Dive Brief:
- An online English-learning platform called 51Talk — which pairs U.S. educators with Chinese students for 25-minute, one-on-one videoconferencing lessons — is the latest to be hailed as the Uber of education.
- Three educators using the platform shared their experiences with eSchool News, citing improved work-life balance, ease of use, and the helpfulness of trainers they were provided to adjust to the model.
- Additionally, all three note the respectful, hard-working and excited nature of the Chinese students they teach, with two suggesting these traits were even more pronounced than in many American students they had taught.
Dive Insight:
Recent years have seen education become a top field for freelance work. This embrace of the gig economy can be traced to a number of factors, including low pay increases, perceived lack of public support, and high demands on time that come with the teaching profession.

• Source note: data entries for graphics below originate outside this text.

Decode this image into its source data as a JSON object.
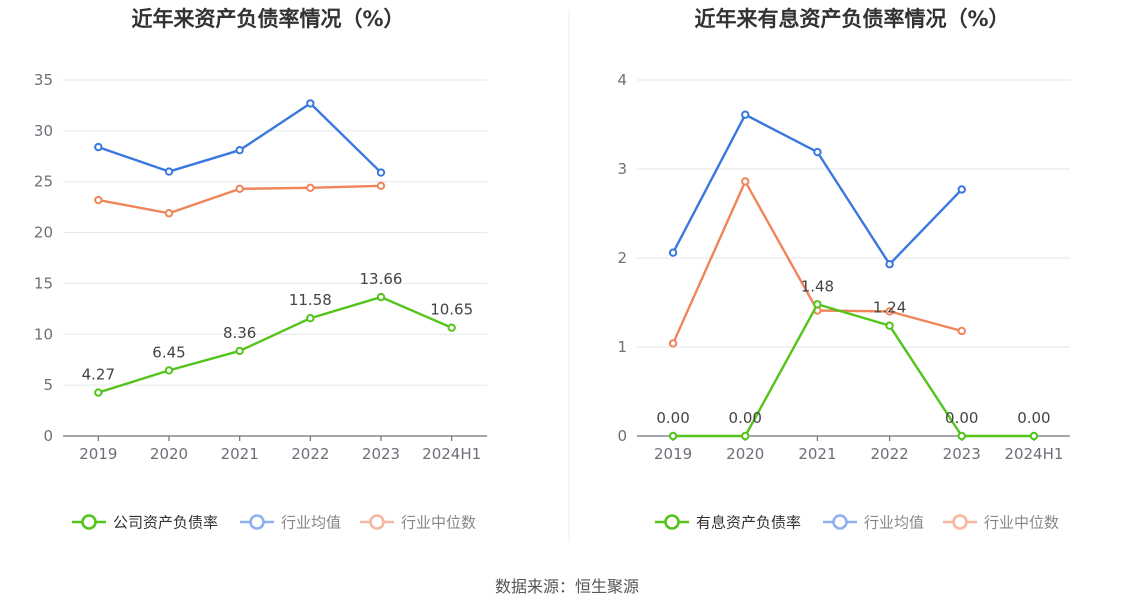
{
  "source_text": "数据来源：恒生聚源",
  "chart_data": [
    {
      "type": "line",
      "title": "近年来资产负债率情况（%）",
      "categories": [
        "2019",
        "2020",
        "2021",
        "2022",
        "2023",
        "2024H1"
      ],
      "ylim": [
        0,
        35
      ],
      "yticks": [
        0,
        5,
        10,
        15,
        20,
        25,
        30,
        35
      ],
      "grid": true,
      "legend_position": "bottom",
      "series": [
        {
          "name": "公司资产负债率",
          "color": "#52c41a",
          "labels": true,
          "values": [
            4.27,
            6.45,
            8.36,
            11.58,
            13.66,
            10.65
          ],
          "value_labels": [
            "4.27",
            "6.45",
            "8.36",
            "11.58",
            "13.66",
            "10.65"
          ]
        },
        {
          "name": "行业均值",
          "color": "#3a78e0",
          "labels": false,
          "values": [
            28.4,
            26.0,
            28.1,
            32.7,
            25.9,
            null
          ]
        },
        {
          "name": "行业中位数",
          "color": "#f0845a",
          "labels": false,
          "values": [
            23.2,
            21.9,
            24.3,
            24.4,
            24.6,
            null
          ]
        }
      ]
    },
    {
      "type": "line",
      "title": "近年来有息资产负债率情况（%）",
      "categories": [
        "2019",
        "2020",
        "2021",
        "2022",
        "2023",
        "2024H1"
      ],
      "ylim": [
        0,
        4
      ],
      "yticks": [
        0,
        1,
        2,
        3,
        4
      ],
      "grid": true,
      "legend_position": "bottom",
      "series": [
        {
          "name": "有息资产负债率",
          "color": "#52c41a",
          "labels": true,
          "values": [
            0.0,
            0.0,
            1.48,
            1.24,
            0.0,
            0.0
          ],
          "value_labels": [
            "0.00",
            "0.00",
            "1.48",
            "1.24",
            "0.00",
            "0.00"
          ]
        },
        {
          "name": "行业均值",
          "color": "#3a78e0",
          "labels": false,
          "values": [
            2.06,
            3.61,
            3.19,
            1.93,
            2.77,
            null
          ]
        },
        {
          "name": "行业中位数",
          "color": "#f0845a",
          "labels": false,
          "values": [
            1.04,
            2.86,
            1.41,
            1.4,
            1.18,
            null
          ]
        }
      ]
    }
  ]
}
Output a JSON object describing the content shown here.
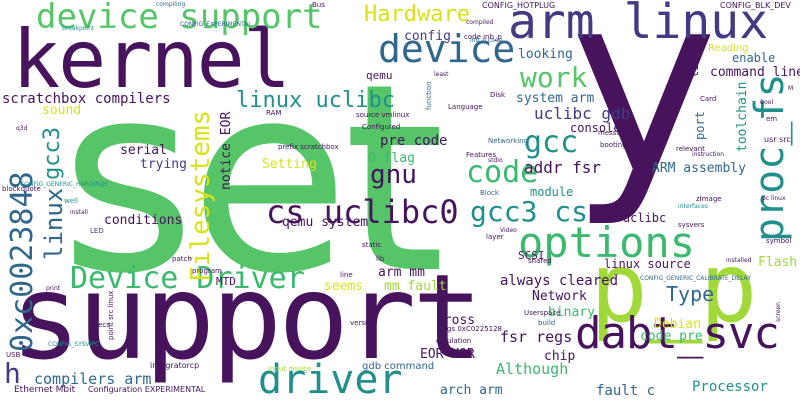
{
  "palette": {
    "deep_purple": "#46135c",
    "indigo": "#433a83",
    "blue": "#30678d",
    "teal": "#21908d",
    "green": "#3ab96f",
    "bright_green": "#55c568",
    "lime": "#a2d93a",
    "yellow": "#d8e219",
    "background": "#ffffff"
  },
  "words": [
    "set",
    "support",
    "y",
    "kernel",
    "p_p",
    "dabt_svc",
    "device support",
    "arm linux",
    "device",
    "options",
    "driver",
    "Device Driver",
    "cs uclibc0",
    "0xc0023848",
    "Filesystems",
    "proc_fs",
    "Hardware",
    "work",
    "code",
    "gcc",
    "gcc3",
    "gcc3 cs",
    "gnu",
    "linux uclibc",
    "linux",
    "h",
    "system arm",
    "uclibc gdb",
    "command line",
    "scratchbox compilers",
    "sound",
    "O flag",
    "toolchain",
    "addr fsr",
    "ARM assembly",
    "serial",
    "trying",
    "Setting",
    "notice EOR",
    "pre code",
    "qemu system",
    "conditions",
    "arm mm",
    "mm fault",
    "seems",
    "always cleared",
    "Type",
    "binary",
    "Network",
    "Debian",
    "cross",
    "fsr regs",
    "code pre",
    "compilers arm",
    "EOR XOR",
    "chip",
    "Although",
    "arch arm",
    "Processor",
    "fault c",
    "Flash",
    "config",
    "looking",
    "enable",
    "console",
    "module",
    "li li",
    "port",
    "arm uclibc",
    "linux source",
    "qemu",
    "SCSI",
    "MTD",
    "LED",
    "well",
    "gdb command",
    "Ethernet Mbit",
    "Configuration EXPERIMENTAL",
    "integratorcp",
    "regs 0xC0225128",
    "build",
    "emulation",
    "point src linux",
    "Input device",
    "breakpoint",
    "compiling",
    "CONFIG_EXPERIMENTAL",
    "CONFIG_GENERIC_CALIBRATE_DELAY",
    "CONFIG_GENERIC_HARDIRQS",
    "CONFIG_SYSVIPC",
    "CONFIG_HOTPLUG",
    "CONFIG_BLK_DEV",
    "prefix scratchbox",
    "code inb_p",
    "inb_p code",
    "compiled",
    "source vmlinux",
    "Configured",
    "Networking",
    "message",
    "booting",
    "Block",
    "zImage",
    "interfaces",
    "symbol",
    "Userspace",
    "shared",
    "Video",
    "RAM",
    "static",
    "lib",
    "layer",
    "line",
    "specs",
    "version",
    "USB",
    "print",
    "install",
    "patch",
    "program",
    "function",
    "Disk",
    "Language",
    "Features",
    "stdio",
    "Bus",
    "pc linux",
    "Card",
    "installed",
    "screen",
    "instruction",
    "relevant",
    "least",
    "q3d",
    "blockquote",
    "Reading",
    "far",
    "M",
    "em",
    "Bool",
    "usr src",
    "sysvers",
    "li ul",
    "File systems"
  ]
}
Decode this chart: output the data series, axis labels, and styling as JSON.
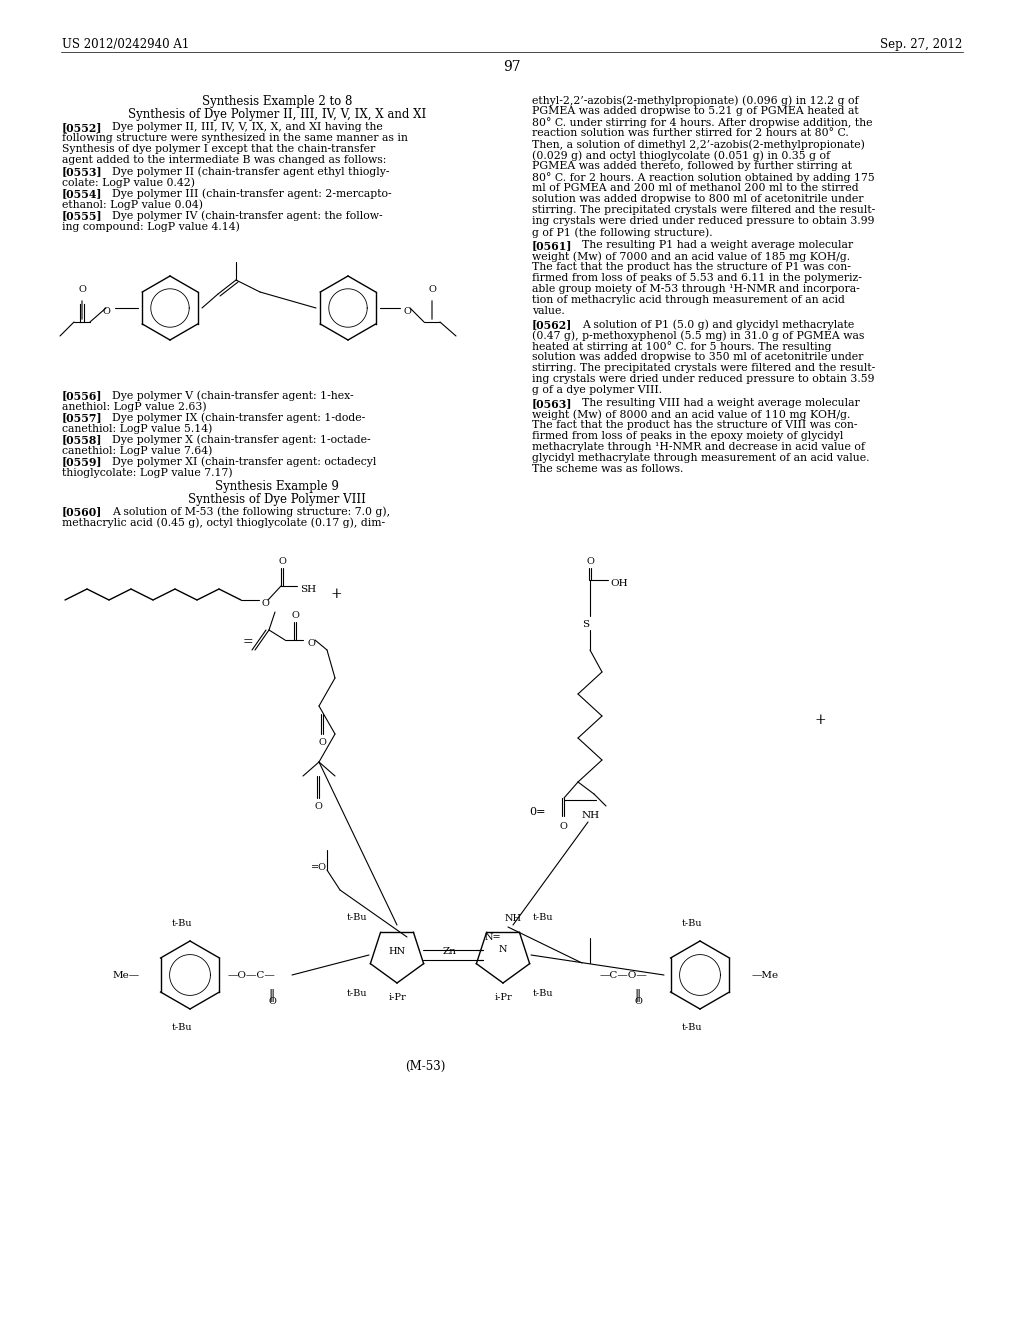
{
  "background_color": "#ffffff",
  "page_number": "97",
  "patent_left": "US 2012/0242940 A1",
  "patent_right": "Sep. 27, 2012"
}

With teacher shortages already a concern nationwide, this is a trend that policymakers and administrators will need to pay attention to. If the reputation that the teaching profession has gained from the aforementioned conditions — real or perceived — is already dissuading talented people from entering, greater attention will also need to be paid to efforts to retain talented people already in the field if other opportunities prove more lucrative.
Some states and districts have worked to do this with salary increases and other financial incentives, but giving teachers a greater voice in decision-making rather than mandating initiatives from the top-down can also embolden them and improve morale. In one Minnesota district, a superintendent worked with teachers who wanted to try a new approach with more autonomy, fostering greater teacher collaboration and more personalized learning opportunities for students.